15 Jahre nach ihrer Doping-Disqualifikation bei den Olympischen Spielen 2000 hat die rumänische Turnerin Andreea Raducan nochmals einen Vorstoß unternommen, ihre verlorene Goldmedaille zurückzubekommen. Bei einem Gespräch in der Zentrale des Internationalen Olympischen Komitees in Lausanne reagierte IOC-Präsident Thomas Bach mit Mitleid, blieb aber konsequent.

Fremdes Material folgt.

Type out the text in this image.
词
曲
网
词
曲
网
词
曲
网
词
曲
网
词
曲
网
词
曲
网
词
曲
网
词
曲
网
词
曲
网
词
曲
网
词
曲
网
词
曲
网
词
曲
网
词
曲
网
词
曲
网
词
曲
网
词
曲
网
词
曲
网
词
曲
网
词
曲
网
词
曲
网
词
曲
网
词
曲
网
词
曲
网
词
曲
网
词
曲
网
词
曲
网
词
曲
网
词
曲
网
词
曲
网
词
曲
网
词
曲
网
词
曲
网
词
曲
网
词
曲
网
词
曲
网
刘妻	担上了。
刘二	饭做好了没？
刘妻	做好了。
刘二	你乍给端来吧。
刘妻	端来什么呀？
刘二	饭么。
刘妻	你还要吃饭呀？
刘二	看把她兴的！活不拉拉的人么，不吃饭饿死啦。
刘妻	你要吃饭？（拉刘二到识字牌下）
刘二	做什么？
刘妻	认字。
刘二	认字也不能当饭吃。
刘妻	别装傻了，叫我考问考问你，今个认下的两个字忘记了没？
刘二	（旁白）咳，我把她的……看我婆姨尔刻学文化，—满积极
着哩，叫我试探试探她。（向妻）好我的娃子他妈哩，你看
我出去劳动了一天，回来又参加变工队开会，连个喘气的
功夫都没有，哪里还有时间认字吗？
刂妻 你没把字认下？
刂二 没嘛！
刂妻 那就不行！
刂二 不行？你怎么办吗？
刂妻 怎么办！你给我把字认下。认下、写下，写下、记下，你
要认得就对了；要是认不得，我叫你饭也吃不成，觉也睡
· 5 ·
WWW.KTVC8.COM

Raducan war 16 Jahre alt, als bei ihr in Sydney nach dem Gewinn Mehrkampf-Goldmedaille die Einnahme des Stimulanzmittels Pseudoephedrin nachgewiesen worden war. Das Mittel hatte ihr der Teamarzt verabreicht. Thomas Bach erklärte nach dem Gespräch, dass Raducan nicht für den positiven Test verantwortlich gemacht werden könne, es sei "offensichtlich, dass sie unwissentlich den Stoff auf den Rat ihres Mannschaftsarztes" eingenommen habe.

Aber Regeln müssten auf jeden Athleten, bei dem die verbotene Substanz gefunden wurde, angewendet werden. "Diese Entscheidung war sehr hart für Andreea und für das IOC damals nicht leicht zu fällen", sagte Bach. "Ich empfinde sehr viel Sympathie für sie, denn sie muss für einen Fehler ihres Mannschaftsarztes leiden", sagte Bach.